What is especially moving about ex-Jews like Sand, and ex-Israel ex-Jews like Atzmon, is that they are trapped by their own Israeli heritage, whether or not they emigrate. Reading Sand’s book in Hebrew, writes Atzmon, “is for me, an ex-Jew and ex-Israeli, a truly authentic experience that brings me closer to my roots, my forgotten homeland and its fading landscape, my mother tongue or shall I simply say my Being.” He is confronted not by some “‘identity’ or politics but rather the Israeliness, that concrete nationalist discourse that matured into Hebraic poetry, patriotism, ideology, jargon, a dream and a tragedy to follow.” Israel’s present state has “robbed him of that Israeliness which was once to him a home.”

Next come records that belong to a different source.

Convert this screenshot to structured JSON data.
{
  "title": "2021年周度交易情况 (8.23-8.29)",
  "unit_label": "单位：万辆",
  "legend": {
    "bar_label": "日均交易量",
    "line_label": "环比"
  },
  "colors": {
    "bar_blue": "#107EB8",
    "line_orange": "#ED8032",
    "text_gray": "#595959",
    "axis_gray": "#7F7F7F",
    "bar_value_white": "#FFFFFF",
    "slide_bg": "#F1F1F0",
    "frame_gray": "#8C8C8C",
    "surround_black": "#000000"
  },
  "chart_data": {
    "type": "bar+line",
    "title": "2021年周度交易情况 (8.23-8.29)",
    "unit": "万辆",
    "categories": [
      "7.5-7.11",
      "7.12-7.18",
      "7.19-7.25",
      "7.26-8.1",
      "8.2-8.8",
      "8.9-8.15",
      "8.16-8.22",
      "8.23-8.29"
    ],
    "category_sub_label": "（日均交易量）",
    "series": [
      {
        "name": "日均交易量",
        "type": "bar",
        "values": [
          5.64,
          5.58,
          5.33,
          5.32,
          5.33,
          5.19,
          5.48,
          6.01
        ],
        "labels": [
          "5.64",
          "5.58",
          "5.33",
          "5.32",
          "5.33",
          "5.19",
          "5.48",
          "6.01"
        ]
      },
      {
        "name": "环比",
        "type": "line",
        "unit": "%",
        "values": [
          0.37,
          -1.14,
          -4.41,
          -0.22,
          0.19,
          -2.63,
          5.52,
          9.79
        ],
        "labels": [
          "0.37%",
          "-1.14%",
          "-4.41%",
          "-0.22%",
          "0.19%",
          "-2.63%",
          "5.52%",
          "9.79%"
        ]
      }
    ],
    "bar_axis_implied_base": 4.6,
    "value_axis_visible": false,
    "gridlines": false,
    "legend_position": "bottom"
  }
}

Most still yearn to keep a diaspora Jewish identity alive. Judith Butler’s Parting Ways: Jewishness and the Critique of Zionism (2013) is by a liberal-leaning Jew who feels she must salvage her Jewishness from Israel’s nationalism and occupation policies. “A new Jewish identity might emerge that connects Tel Aviv with New York’s Upper West Side, Berlin, Paris, London and Buenos Aires — and all of them on an equal footing,” writes Carlo Strener in his review.
For Sand and Atzmon, there is no “new Jewish identity” possible, because there is no diaspora. French Jews are French. Canadian ones are Canadian. It’s fine to be a believing ‘person of the Book’, and even an Israeli, speaking Israeli (really a new language) and being a citizen of a well-behaved multi-ethnic nation state, based on universal norms, like France or Canada. But everyone eats matzo balls already.

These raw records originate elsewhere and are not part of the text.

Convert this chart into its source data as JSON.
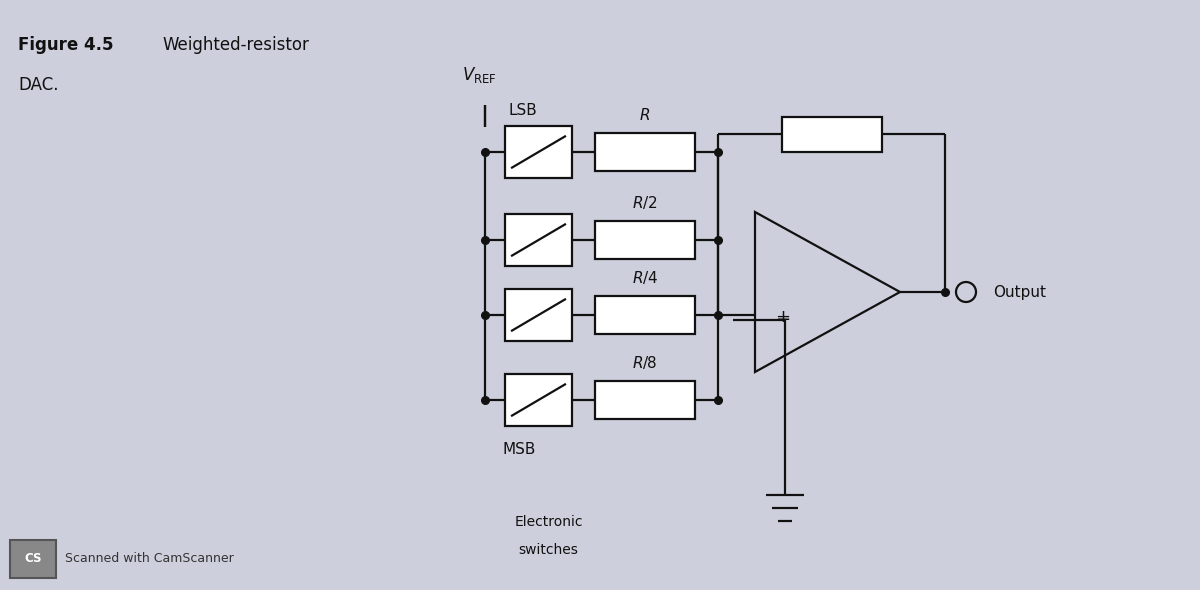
{
  "background_color": "#cdd0dc",
  "line_color": "#111111",
  "fig_width": 12.0,
  "fig_height": 5.9,
  "labels": {
    "vref_V": "$V$",
    "vref_sub": "REF",
    "lsb": "LSB",
    "msb": "MSB",
    "r1": "$R$",
    "r2": "$R/2$",
    "r3": "$R/4$",
    "r4": "$R/8$",
    "output": "Output",
    "switches_line1": "Electronic",
    "switches_line2": "switches",
    "fig_bold": "Figure 4.5",
    "fig_normal": "  Weighted-resistor",
    "fig_dac": "DAC."
  },
  "xlim": [
    0,
    12
  ],
  "ylim": [
    0,
    5.9
  ]
}
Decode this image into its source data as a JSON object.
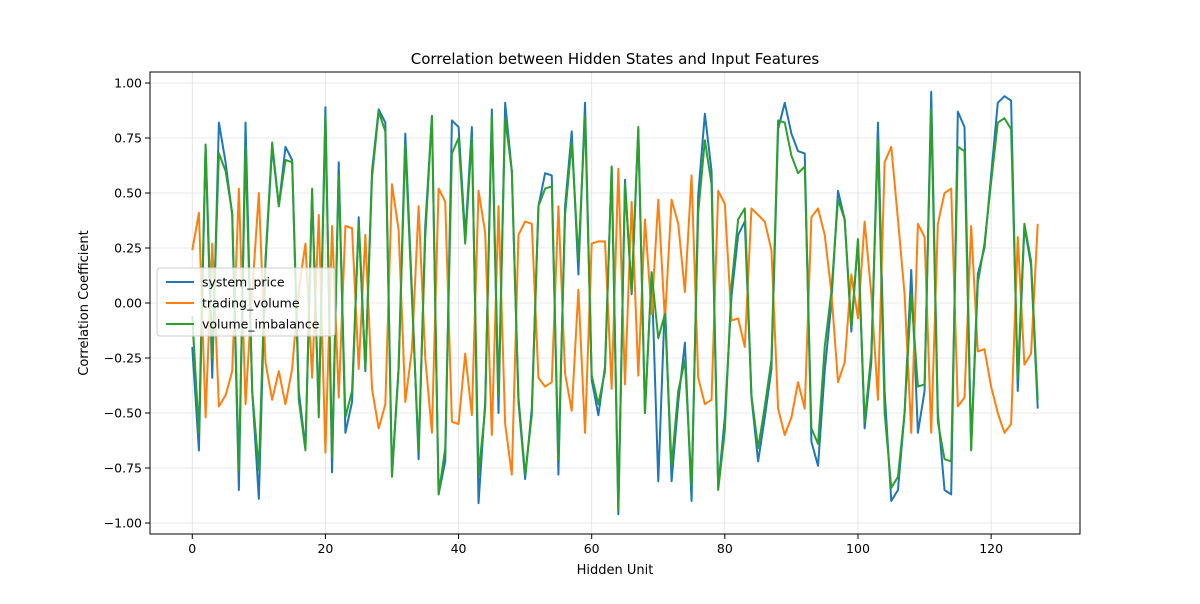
{
  "chart_data": {
    "type": "line",
    "title": "Correlation between Hidden States and Input Features",
    "xlabel": "Hidden Unit",
    "ylabel": "Correlation Coefficient",
    "xlim": [
      -6.35,
      133.35
    ],
    "ylim": [
      -1.05,
      1.05
    ],
    "xticks": [
      0,
      20,
      40,
      60,
      80,
      100,
      120
    ],
    "yticks": [
      -1.0,
      -0.75,
      -0.5,
      -0.25,
      0.0,
      0.25,
      0.5,
      0.75,
      1.0
    ],
    "grid": true,
    "legend_position": "center-left",
    "x": [
      0,
      1,
      2,
      3,
      4,
      5,
      6,
      7,
      8,
      9,
      10,
      11,
      12,
      13,
      14,
      15,
      16,
      17,
      18,
      19,
      20,
      21,
      22,
      23,
      24,
      25,
      26,
      27,
      28,
      29,
      30,
      31,
      32,
      33,
      34,
      35,
      36,
      37,
      38,
      39,
      40,
      41,
      42,
      43,
      44,
      45,
      46,
      47,
      48,
      49,
      50,
      51,
      52,
      53,
      54,
      55,
      56,
      57,
      58,
      59,
      60,
      61,
      62,
      63,
      64,
      65,
      66,
      67,
      68,
      69,
      70,
      71,
      72,
      73,
      74,
      75,
      76,
      77,
      78,
      79,
      80,
      81,
      82,
      83,
      84,
      85,
      86,
      87,
      88,
      89,
      90,
      91,
      92,
      93,
      94,
      95,
      96,
      97,
      98,
      99,
      100,
      101,
      102,
      103,
      104,
      105,
      106,
      107,
      108,
      109,
      110,
      111,
      112,
      113,
      114,
      115,
      116,
      117,
      118,
      119,
      120,
      121,
      122,
      123,
      124,
      125,
      126,
      127
    ],
    "series": [
      {
        "name": "system_price",
        "color": "#1f77b4",
        "values": [
          -0.2,
          -0.67,
          0.72,
          -0.34,
          0.82,
          0.64,
          0.4,
          -0.85,
          0.82,
          -0.4,
          -0.89,
          0.18,
          0.71,
          0.44,
          0.71,
          0.65,
          -0.4,
          -0.66,
          0.5,
          -0.5,
          0.89,
          -0.77,
          0.64,
          -0.59,
          -0.45,
          0.39,
          -0.31,
          0.6,
          0.88,
          0.82,
          -0.78,
          -0.29,
          0.77,
          0.05,
          -0.71,
          0.35,
          0.85,
          -0.87,
          -0.72,
          0.83,
          0.8,
          0.3,
          0.8,
          -0.91,
          -0.45,
          0.88,
          -0.5,
          0.91,
          0.6,
          -0.45,
          -0.8,
          -0.48,
          0.44,
          0.59,
          0.58,
          -0.78,
          0.44,
          0.78,
          0.13,
          0.91,
          -0.35,
          -0.51,
          -0.29,
          0.62,
          -0.96,
          0.56,
          0.04,
          0.79,
          -0.5,
          0.14,
          -0.81,
          0.01,
          -0.81,
          -0.45,
          -0.18,
          -0.9,
          0.49,
          0.86,
          0.6,
          -0.84,
          -0.52,
          0.03,
          0.31,
          0.37,
          -0.43,
          -0.72,
          -0.52,
          -0.3,
          0.79,
          0.91,
          0.77,
          0.69,
          0.68,
          -0.63,
          -0.74,
          -0.31,
          0.0,
          0.51,
          0.38,
          -0.13,
          0.29,
          -0.57,
          -0.27,
          0.82,
          -0.4,
          -0.9,
          -0.85,
          -0.5,
          0.15,
          -0.59,
          -0.4,
          0.96,
          -0.5,
          -0.85,
          -0.87,
          0.87,
          0.8,
          -0.66,
          0.13,
          0.25,
          0.58,
          0.91,
          0.94,
          0.92,
          -0.4,
          0.35,
          0.17,
          -0.48
        ]
      },
      {
        "name": "trading_volume",
        "color": "#ff7f0e",
        "values": [
          0.24,
          0.41,
          -0.52,
          0.27,
          -0.47,
          -0.42,
          -0.31,
          0.52,
          -0.46,
          0.05,
          0.5,
          -0.27,
          -0.44,
          -0.31,
          -0.46,
          -0.3,
          0.06,
          0.27,
          -0.34,
          0.4,
          -0.68,
          0.35,
          -0.43,
          0.35,
          0.34,
          -0.3,
          0.31,
          -0.39,
          -0.57,
          -0.46,
          0.54,
          0.33,
          -0.45,
          -0.21,
          0.44,
          -0.25,
          -0.59,
          0.52,
          0.46,
          -0.54,
          -0.55,
          -0.23,
          -0.51,
          0.51,
          0.32,
          -0.6,
          0.44,
          -0.55,
          -0.78,
          0.31,
          0.37,
          0.36,
          -0.34,
          -0.38,
          -0.36,
          0.44,
          -0.32,
          -0.49,
          0.06,
          -0.59,
          0.27,
          0.28,
          0.28,
          -0.39,
          0.61,
          -0.37,
          0.46,
          -0.33,
          0.38,
          -0.05,
          0.47,
          -0.08,
          0.47,
          0.36,
          0.05,
          0.58,
          -0.34,
          -0.46,
          -0.44,
          0.51,
          0.45,
          -0.08,
          -0.07,
          -0.2,
          0.43,
          0.4,
          0.37,
          0.24,
          -0.48,
          -0.6,
          -0.52,
          -0.36,
          -0.48,
          0.39,
          0.43,
          0.31,
          0.05,
          -0.36,
          -0.27,
          0.13,
          -0.07,
          0.37,
          0.04,
          -0.44,
          0.64,
          0.71,
          0.38,
          0.04,
          -0.59,
          0.36,
          0.3,
          -0.59,
          0.36,
          0.5,
          0.52,
          -0.47,
          -0.43,
          0.35,
          -0.22,
          -0.21,
          -0.38,
          -0.5,
          -0.59,
          -0.55,
          0.3,
          -0.28,
          -0.23,
          0.36
        ]
      },
      {
        "name": "volume_imbalance",
        "color": "#2ca02c",
        "values": [
          -0.06,
          -0.59,
          0.72,
          -0.25,
          0.68,
          0.6,
          0.41,
          -0.76,
          0.71,
          -0.4,
          -0.76,
          0.2,
          0.73,
          0.44,
          0.65,
          0.64,
          -0.44,
          -0.67,
          0.52,
          -0.52,
          0.85,
          -0.7,
          0.58,
          -0.52,
          -0.4,
          0.36,
          -0.3,
          0.57,
          0.87,
          0.78,
          -0.79,
          -0.3,
          0.72,
          0.02,
          -0.67,
          0.3,
          0.85,
          -0.87,
          -0.66,
          0.68,
          0.75,
          0.27,
          0.75,
          -0.78,
          -0.48,
          0.85,
          -0.42,
          0.84,
          0.6,
          -0.43,
          -0.78,
          -0.51,
          0.44,
          0.52,
          0.53,
          -0.71,
          0.4,
          0.73,
          0.2,
          0.85,
          -0.33,
          -0.46,
          -0.31,
          0.62,
          -0.94,
          0.54,
          0.05,
          0.8,
          -0.5,
          0.14,
          -0.16,
          -0.05,
          -0.74,
          -0.4,
          -0.26,
          -0.83,
          0.41,
          0.74,
          0.54,
          -0.85,
          -0.58,
          0.08,
          0.38,
          0.43,
          -0.42,
          -0.66,
          -0.47,
          -0.26,
          0.83,
          0.82,
          0.67,
          0.59,
          0.62,
          -0.57,
          -0.64,
          -0.2,
          0.05,
          0.47,
          0.38,
          -0.11,
          0.29,
          -0.54,
          -0.23,
          0.74,
          -0.5,
          -0.84,
          -0.79,
          -0.5,
          0.04,
          -0.38,
          -0.37,
          0.88,
          -0.54,
          -0.71,
          -0.72,
          0.71,
          0.69,
          -0.67,
          0.09,
          0.27,
          0.55,
          0.82,
          0.84,
          0.79,
          -0.34,
          0.36,
          0.19,
          -0.44
        ]
      }
    ]
  }
}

Assimilation is not like extermination, despite Golda Meir’s cries of “Wolf!” Non-religious Jewishness will continue to evaporate, along with Christian and Muslim identities for those who abandon their faith. There is no shame in calling oneself an ex-Christian or ex-Muslim.

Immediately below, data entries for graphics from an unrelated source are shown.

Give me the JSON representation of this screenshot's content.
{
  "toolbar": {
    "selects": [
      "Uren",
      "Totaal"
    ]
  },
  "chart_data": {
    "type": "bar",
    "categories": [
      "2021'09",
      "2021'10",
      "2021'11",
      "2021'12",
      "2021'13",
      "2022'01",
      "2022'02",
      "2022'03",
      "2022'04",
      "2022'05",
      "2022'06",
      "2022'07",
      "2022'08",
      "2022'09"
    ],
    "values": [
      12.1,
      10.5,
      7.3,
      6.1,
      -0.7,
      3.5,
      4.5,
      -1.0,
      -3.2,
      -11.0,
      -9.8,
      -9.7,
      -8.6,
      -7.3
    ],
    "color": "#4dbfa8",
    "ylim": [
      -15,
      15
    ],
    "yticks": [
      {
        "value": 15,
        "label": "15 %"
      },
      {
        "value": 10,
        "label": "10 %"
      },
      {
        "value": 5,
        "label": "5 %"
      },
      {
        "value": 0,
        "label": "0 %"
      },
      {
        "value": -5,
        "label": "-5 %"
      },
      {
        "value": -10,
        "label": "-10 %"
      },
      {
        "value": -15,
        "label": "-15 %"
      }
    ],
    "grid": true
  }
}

Occam’s Razor: less is more
Anti-Zionists “rightly see [Zionist] policies as threatening the renewal of Judeophobia” that identifies all Jews as a “certain race-people, and confuses them with Zionists.”** Yes, but, as Atzmon argues, this “confusion” is part of the agenda, pushing Jews outside of Israel to support Israel unthinkingly and accept the resultant resentment they experience as “anti-Semitism”.
And even if they protest–as Jews–they inadvertently support the “Zionist world conspiracy”:
If those who call themselves anti-Zionist Jews without having lived in Israel, and without knowing its language or having experienced its culture, claim a particular right, different from that of non-Jews, to make accusations against Israel, how can one criticize overt pro-Zionists for granting themselves the privilege of actively intervening in decisions regardingthe future and fate of Israel?*
The Jewish signifier undermines the anti-Zionist one. Slots muddy things. Medea Benjamin, a “one percenter, a nice little Jewish girl” founded the now legendary peace group Codepink. QAIA (Queers against Israeli apartheid) folded when its organizers realized by highlighting their ‘gay’ signifier, they were doing more harm than good. The queers don’t have the luxury of renouncing their queerness, but thoughtful Jews like Benjamin similarly downplay their own tribalism, and Sand and Atzmon have renounced it, as the honorable way out of their Catch-22.
* Gilad Atzmon, The Wandering Who?, Zero Books, 2011, p70.
** Shlomo Sand, How I Stopped being a Jew, Verso, 2014, p94–95.